Но скоро Андрей Иванович себя успокоил. Он весь отдался злобе дня, устраиванию своих дел, приготовлению ответного удара Миниху. Один только раз еще его уязвленное самолюбие сильно заныло. Это было тогда, когда он получил из Константинополя от Румянцева такое послание:
«Что касается до той, с Богом начатой перемены, не только я здесь, но и все в свите моей сердечное порадование возымели и яко едиными усты Богу моление принесли с прославлением имени вашего сиятельства, яко первого сына отечества Российской империи, ведая, что все то мудрыми вашего сиятельства поступками учинено».
Андрей Иванович порывисто скомкал это письмо, а когда жена полюбопытствовала узнать, что пишет Румянцев, то он совсем не мог сдержать себя и закричал на нее, чтобы она не смела его трогать и убиралась.
А он со своей графиней жил душа в душу и даже в самые свои трудные минуты относился к ней с нежностью и не иначе называл ее как «mein Herzchen»[7 - Мое сердечко (нем.).].
XIV
Расставаясь с фельдмаршалом, Анна Леопольдовна сказала ему, чтоб он немедленно занялся списком наград. Она была так взволнована всеми событиями этой ночи, что сама отказалась распределять награды и вполне полагалась на фельдмаршала.
– Только, пожалуйста, чтобы все были довольны, – прибавила она, – я хочу, чтобы первый день нашего торжества был радостным днем и для всех, кто не враг наш.
Миних, вернувшись домой, призвал своего сына и барона Менгдена, председателя коммерц-коллегии.
– Приготовь бумагу, я буду тебе диктовать, – сказал он сыну.
Затем было приступлено к составлению списка.
– Пиши, – сказал Миних, – во-первых, о том, что принцесса Анна Леопольдовна провозглашается правительницей вместо Бирона и возлагает на себя Андреевский орден, а меня жалует в генералиссимусы.
– Батюшка, – заметил Миниху его сын, – о тебе я писать не стану.
– Это еще что такое? – даже вскочил фельдмаршал со своего кресла.
– А то, что звание генералиссимуса, наверное, пожелает принц Антон, и, конечно, тебе не следует начинать неприятными отношениями с принцем.
Миних задумался на минуту и сообразил, что он действительно хватил через край и что сын совершенно прав.
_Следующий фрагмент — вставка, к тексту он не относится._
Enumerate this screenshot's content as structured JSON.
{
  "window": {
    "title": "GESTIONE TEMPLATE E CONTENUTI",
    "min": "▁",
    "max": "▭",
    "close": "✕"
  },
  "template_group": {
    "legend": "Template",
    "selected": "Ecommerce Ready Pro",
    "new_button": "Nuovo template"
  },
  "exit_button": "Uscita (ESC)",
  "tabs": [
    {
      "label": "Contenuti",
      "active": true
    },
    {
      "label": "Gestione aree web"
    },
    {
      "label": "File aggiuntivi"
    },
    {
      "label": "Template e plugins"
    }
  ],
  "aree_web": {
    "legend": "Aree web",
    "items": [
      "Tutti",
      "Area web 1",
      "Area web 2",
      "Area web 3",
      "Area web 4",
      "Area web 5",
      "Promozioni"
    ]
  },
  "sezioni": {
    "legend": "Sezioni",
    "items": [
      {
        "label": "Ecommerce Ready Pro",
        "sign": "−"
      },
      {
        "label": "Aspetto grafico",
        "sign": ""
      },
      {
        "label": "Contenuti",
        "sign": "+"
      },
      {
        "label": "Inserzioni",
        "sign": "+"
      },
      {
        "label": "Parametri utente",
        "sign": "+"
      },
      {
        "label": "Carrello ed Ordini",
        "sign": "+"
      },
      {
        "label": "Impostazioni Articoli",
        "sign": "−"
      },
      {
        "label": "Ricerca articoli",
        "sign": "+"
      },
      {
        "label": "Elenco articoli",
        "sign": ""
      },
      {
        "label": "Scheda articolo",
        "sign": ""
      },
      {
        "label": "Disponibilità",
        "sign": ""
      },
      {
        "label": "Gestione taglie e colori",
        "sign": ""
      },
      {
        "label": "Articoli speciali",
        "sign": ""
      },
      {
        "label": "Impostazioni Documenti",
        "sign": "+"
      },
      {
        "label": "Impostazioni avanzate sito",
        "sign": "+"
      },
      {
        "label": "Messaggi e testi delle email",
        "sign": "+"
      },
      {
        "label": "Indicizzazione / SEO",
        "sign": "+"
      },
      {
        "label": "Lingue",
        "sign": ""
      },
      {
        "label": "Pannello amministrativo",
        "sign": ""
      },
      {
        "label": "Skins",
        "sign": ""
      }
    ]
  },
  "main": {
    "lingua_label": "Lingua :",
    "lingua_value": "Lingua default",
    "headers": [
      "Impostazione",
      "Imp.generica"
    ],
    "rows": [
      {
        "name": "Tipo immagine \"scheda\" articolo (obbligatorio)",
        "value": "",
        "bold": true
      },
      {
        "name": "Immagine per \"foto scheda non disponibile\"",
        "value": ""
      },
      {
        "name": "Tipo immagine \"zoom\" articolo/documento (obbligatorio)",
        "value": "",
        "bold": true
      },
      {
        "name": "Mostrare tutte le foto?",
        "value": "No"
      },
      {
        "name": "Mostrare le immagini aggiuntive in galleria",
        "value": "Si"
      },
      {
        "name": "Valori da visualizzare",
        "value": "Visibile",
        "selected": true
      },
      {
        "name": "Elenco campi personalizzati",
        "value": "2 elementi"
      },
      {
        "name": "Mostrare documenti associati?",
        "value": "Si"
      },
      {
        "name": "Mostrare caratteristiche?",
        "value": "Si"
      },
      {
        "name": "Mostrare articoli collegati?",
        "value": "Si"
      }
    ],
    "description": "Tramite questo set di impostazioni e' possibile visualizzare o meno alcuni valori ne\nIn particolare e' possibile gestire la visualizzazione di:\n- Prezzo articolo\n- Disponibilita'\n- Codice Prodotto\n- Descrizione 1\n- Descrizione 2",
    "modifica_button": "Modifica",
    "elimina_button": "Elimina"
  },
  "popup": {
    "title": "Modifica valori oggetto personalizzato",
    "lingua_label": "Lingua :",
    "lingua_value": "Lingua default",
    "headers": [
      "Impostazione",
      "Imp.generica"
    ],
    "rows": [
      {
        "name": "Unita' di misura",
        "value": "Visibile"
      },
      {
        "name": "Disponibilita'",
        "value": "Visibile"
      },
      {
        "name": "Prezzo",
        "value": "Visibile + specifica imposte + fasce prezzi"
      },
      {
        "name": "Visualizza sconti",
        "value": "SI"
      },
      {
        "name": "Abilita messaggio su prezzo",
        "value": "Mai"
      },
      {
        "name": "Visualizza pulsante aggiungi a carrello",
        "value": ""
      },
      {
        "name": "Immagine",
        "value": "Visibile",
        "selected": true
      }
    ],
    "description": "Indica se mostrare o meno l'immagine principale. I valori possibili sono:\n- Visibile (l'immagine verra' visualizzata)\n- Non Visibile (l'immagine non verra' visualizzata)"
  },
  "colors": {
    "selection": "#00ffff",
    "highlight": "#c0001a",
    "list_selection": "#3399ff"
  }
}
– Да, спасибо, что остановил. Ты правду говоришь, но что же мне-то?
– А тебе самое лучшее просить звание первого министра.
– Хорошо, помирюсь и на этом! Но ведь и тут есть возражение: нам не следует обижать Остермана, а Остерман наверное обидится, он не захочет терпеть над собою первого министра.
– Так следует повысить и Остермана, – заметил Менгден.
– Но как же? Как? – задумался Миних.
И вот он вспомнил, что Остерман давно уже намекал о своем желании быть великим адмиралом.
– Да, да! – оживленно обратился Миних к сыну. – Сделаем Остермана великим адмиралом. Звание это почетное, но для меня не опасное, стеснять меня не будет!
– Кто знает, будет ли доволен Остерман этим назначением, – сказал Миних-сын, прерывая свою работу, – я так думаю, что ему больше захочется быть великим канцлером.
– Мало ли что захочется! – быстро отвечал фельдмаршал. – Мало ли что захочется! Конечно, мы должны постараться предоставить ему очень почетное звание, должны избежать вражды с ним, но слишком далеко пускать его все же не следует. Не следует забывать, что сегодняшняя ночь не его рук дело, а моих. Так неужели же мне не воспользоваться этим? Пустить Остермана в великие канцлеры, да это совсем связать себе руки, отказаться от дел иностранных, а я вовсе не намерен отказываться от них. Нет! По-моему, великим канцлером нужно назначить князя Черкасского.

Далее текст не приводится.